You need to profile the cpu code to find where your bottlenecks are; modify these until you are gpu bound and then refocus on the OpenGL.
The basics for improving OpenGL are
minimise state changes like active textures, blend mode
Thanks for the reply! Its true, I’m CPU bound, but the vast majority of the CPU rendering time is spent inside OpenGL calls. With texture caching off, 44% is spent in glDrawArrays.
One problem I face is that I can’t reorder the drawables to minimize state/shader changes because correct rendering requires them to be rendered back-to-front (this is 2D graphics after all, no z-buffer). In my test document, there are 780 drawables and 96 shader changes per frame. The shader changes are due to the interleaving of paths and text in the rendering order. I could try to combine the path and text shaders into one multi-purpose shader, but that would be fairly ugly.
Another possibility is to convert the text into paths, so almost all drawables are paths.

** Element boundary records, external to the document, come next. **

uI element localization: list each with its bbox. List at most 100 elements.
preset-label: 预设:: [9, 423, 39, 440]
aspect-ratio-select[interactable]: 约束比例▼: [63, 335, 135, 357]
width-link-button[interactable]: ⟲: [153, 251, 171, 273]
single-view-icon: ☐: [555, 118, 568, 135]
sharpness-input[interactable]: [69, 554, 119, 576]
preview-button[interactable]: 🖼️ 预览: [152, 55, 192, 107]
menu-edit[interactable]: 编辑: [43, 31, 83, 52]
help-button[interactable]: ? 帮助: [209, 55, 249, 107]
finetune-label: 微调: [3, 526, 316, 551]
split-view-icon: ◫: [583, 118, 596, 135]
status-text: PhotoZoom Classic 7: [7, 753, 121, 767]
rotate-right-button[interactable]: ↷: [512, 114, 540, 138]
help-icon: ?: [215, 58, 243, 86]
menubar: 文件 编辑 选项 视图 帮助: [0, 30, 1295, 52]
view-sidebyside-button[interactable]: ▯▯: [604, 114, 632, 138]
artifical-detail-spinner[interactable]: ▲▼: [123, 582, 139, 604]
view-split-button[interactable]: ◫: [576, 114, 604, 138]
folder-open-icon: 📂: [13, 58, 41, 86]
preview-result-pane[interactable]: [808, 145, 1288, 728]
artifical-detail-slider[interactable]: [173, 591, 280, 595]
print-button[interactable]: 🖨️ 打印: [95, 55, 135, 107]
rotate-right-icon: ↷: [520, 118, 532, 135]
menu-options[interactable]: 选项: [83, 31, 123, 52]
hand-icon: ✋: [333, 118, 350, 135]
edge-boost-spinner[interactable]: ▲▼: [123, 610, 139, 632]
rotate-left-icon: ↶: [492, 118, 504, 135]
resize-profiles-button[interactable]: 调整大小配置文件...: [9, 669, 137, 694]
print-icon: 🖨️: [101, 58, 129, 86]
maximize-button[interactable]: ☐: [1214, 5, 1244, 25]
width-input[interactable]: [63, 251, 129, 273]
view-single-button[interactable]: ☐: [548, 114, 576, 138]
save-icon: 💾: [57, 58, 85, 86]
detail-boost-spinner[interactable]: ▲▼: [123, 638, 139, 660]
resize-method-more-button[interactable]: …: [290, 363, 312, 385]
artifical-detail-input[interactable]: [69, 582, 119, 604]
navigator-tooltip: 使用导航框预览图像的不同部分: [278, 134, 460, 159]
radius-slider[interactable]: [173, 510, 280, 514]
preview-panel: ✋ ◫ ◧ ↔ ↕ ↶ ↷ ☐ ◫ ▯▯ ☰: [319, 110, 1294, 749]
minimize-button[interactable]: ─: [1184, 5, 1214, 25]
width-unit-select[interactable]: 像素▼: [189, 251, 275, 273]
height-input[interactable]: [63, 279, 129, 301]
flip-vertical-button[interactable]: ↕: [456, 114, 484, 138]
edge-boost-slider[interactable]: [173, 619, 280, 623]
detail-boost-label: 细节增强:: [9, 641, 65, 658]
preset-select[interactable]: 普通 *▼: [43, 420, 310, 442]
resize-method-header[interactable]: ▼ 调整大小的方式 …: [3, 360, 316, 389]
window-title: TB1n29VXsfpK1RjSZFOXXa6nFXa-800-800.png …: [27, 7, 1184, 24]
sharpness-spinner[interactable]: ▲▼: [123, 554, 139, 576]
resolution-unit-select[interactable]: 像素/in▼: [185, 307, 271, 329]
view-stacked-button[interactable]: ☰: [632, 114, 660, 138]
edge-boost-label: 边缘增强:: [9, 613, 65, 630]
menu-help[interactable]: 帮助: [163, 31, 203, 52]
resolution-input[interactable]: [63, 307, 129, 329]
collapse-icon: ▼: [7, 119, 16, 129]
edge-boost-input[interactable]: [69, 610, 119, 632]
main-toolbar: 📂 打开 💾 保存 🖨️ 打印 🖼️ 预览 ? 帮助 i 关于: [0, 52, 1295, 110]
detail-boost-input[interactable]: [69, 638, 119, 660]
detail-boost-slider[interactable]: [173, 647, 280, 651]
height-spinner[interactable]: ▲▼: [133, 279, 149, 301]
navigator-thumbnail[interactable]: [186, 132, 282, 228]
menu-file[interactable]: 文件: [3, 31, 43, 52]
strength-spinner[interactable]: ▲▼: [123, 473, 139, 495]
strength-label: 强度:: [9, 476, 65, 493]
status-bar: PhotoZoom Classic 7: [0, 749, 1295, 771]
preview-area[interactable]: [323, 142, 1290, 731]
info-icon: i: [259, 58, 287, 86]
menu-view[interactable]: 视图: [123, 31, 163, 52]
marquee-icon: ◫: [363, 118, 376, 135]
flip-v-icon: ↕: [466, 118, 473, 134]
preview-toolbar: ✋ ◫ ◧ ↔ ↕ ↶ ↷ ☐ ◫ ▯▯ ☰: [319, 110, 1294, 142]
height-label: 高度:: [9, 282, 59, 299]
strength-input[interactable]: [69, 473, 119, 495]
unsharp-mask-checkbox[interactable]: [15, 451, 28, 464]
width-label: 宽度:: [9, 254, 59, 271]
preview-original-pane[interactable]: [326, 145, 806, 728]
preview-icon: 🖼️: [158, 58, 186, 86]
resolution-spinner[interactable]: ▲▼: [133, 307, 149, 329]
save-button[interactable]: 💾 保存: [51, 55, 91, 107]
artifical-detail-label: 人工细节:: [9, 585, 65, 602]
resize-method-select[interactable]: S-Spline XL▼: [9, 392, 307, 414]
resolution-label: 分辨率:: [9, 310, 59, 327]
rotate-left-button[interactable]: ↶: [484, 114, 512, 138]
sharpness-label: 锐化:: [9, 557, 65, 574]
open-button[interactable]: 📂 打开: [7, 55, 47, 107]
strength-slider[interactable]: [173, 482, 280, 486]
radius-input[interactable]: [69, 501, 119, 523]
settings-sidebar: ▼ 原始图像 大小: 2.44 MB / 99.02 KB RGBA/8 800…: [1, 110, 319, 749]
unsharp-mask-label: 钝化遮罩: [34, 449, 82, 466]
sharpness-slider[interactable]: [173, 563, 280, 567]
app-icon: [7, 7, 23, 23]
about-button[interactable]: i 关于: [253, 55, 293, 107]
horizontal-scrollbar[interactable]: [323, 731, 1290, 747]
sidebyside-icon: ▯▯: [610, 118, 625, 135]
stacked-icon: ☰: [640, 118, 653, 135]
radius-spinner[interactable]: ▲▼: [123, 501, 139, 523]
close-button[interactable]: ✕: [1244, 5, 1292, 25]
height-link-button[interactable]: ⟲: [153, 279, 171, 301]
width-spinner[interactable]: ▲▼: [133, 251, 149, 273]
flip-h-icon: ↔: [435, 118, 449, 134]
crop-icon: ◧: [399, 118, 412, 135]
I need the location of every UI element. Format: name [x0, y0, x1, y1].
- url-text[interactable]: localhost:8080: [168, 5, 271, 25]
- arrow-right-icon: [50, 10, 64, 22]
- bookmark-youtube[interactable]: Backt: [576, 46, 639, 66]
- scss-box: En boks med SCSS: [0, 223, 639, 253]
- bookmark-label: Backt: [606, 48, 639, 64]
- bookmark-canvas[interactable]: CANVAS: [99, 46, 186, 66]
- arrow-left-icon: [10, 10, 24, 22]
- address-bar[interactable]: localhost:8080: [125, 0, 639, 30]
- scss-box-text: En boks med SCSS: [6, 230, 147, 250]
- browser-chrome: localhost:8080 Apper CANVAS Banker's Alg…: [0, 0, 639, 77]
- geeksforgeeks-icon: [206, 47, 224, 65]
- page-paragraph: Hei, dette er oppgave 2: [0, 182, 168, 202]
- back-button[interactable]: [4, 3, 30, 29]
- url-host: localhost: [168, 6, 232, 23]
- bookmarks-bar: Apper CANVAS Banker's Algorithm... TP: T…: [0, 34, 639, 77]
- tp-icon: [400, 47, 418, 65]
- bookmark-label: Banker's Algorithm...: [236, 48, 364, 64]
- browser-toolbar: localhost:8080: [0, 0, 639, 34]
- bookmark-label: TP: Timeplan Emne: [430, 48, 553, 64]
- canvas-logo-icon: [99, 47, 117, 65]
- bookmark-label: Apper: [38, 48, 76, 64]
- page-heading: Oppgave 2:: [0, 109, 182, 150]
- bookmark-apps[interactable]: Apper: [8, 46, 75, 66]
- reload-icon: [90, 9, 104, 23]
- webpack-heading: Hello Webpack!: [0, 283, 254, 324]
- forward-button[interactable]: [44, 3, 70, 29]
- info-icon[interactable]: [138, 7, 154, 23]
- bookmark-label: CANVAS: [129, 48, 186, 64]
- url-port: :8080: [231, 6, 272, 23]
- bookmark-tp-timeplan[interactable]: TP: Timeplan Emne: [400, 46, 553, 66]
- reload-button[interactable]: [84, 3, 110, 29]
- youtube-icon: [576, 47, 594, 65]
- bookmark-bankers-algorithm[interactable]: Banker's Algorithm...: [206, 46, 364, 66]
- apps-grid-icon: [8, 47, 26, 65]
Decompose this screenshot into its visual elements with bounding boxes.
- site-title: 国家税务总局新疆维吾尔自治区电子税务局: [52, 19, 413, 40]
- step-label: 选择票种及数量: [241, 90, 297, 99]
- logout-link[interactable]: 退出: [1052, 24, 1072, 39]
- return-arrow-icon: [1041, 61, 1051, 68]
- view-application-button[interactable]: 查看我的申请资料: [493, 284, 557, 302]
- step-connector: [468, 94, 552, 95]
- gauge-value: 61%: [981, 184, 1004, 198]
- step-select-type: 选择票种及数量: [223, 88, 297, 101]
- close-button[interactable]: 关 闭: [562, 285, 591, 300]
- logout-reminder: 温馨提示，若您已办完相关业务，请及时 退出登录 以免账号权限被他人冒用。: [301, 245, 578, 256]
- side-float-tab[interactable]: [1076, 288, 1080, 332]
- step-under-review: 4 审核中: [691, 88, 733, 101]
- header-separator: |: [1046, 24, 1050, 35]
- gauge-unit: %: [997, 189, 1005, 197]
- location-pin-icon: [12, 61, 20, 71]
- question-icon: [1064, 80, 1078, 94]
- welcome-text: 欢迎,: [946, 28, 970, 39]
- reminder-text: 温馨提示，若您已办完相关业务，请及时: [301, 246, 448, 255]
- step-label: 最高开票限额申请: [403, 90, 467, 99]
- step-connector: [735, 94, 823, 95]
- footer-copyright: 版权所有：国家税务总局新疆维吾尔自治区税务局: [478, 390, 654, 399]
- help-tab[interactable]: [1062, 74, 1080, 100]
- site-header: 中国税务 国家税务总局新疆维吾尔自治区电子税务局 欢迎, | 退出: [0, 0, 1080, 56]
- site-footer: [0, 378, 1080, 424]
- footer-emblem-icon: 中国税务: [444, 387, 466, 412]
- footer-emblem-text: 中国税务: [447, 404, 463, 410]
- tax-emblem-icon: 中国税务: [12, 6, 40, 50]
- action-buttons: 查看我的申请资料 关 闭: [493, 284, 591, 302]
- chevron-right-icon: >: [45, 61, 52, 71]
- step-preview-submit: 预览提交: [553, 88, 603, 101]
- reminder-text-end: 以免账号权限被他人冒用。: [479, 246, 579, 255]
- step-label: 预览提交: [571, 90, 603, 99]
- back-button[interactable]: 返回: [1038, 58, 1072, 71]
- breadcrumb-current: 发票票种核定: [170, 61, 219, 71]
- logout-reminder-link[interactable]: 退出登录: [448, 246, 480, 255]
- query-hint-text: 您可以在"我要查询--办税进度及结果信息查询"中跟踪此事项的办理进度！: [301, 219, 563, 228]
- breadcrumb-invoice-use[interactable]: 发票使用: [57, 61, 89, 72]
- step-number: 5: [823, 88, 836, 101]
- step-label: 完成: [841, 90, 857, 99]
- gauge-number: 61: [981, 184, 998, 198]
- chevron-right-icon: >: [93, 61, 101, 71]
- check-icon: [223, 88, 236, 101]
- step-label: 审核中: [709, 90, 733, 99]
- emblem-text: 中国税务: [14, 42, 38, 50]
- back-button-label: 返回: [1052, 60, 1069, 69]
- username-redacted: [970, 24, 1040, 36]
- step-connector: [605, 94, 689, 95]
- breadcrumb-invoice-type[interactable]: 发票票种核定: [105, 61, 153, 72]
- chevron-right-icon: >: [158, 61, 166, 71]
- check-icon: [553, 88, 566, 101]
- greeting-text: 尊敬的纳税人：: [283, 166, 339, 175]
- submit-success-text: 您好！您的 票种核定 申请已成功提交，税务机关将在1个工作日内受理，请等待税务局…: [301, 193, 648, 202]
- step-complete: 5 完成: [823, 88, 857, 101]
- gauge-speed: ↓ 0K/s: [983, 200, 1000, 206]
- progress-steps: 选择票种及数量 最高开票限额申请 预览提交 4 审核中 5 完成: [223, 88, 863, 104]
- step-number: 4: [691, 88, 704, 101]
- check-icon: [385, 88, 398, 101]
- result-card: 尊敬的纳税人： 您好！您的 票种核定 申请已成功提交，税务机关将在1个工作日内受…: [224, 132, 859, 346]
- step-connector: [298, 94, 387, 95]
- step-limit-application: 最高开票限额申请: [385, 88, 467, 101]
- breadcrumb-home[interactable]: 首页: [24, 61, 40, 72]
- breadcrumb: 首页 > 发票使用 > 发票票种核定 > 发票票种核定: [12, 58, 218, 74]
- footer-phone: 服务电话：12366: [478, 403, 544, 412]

This would be a lot of work, as I’d have to upgrade my path renderer (or replace it with another one) so it can handle text (the tessellation is currently very limited), plus generate the paths from the glyphs in the first place.
Just because you are in 2D does not mean you cannot use a z Buffer to control render. If you give objects an artificial depth based on there z-order you can use a depth buffer to draw in any order. This will allow you to cut down your shader flipping.
If you are using textures for text I assume you are using a texture atlas for characters so that there is only 1 texture for all of your font.
Looking at your screen you should only need 2 shaders - one for lines and one for text and other images. Depending on your images you may also be able to get away with 1 texture atlas for all your images and text font.
You could also look at rendering your path as a series of thin triangles. Now you only need 1 very simple shader that just renders textured triangles and you colour lines with a simple solid filled colour texture. This is what I do.
You can also try packing multiple line objects into 1 buffer to cut down on you draw calls. I assume this is running on a iPad. I don’t have any experience with them but 780 calls looks like a lot for such a device. Packing improves draw times but complicates deletion and modification.
Right, I should have been more specific in that its the alpha-blending I do that requires back-to-front rendering. Otherwise I could have used a z-buffer.
I’m not, and that’s an excellent point – thanks! Each text drawable is rendered into its own texture, resulting in a lot of small textures.
Now that I think about it a bit more, it might not be that bad to combine the path and text shaders into one. My path shader anti-aliases the paths (I found this looked nicer and was faster than FSAA), but I think I could extend it to do texturing easily enough.
As a test of what combining shaders would do, I simply disabled the text. I get a modest improvement in CPU frame time, but since there is no change in GPU frame time, I would assume that the improvement mainly comes from fewer GL calls. Does that sound right?
Yes, I have found the 80% benefit comes from cutting down OpenGL calls, 20% from everything else; this is why I suggested grouping objects into buffers where possible. The idea is to keep the gpu fully occupied and this can be quite hard with lots of calls and little other processing.
You might also try reusing a vbo and load it with data as needed. I don’t know if this is faster than binding different a different vbo for each render call.
My data is quite static so I can create large buffers to cut down on render calls.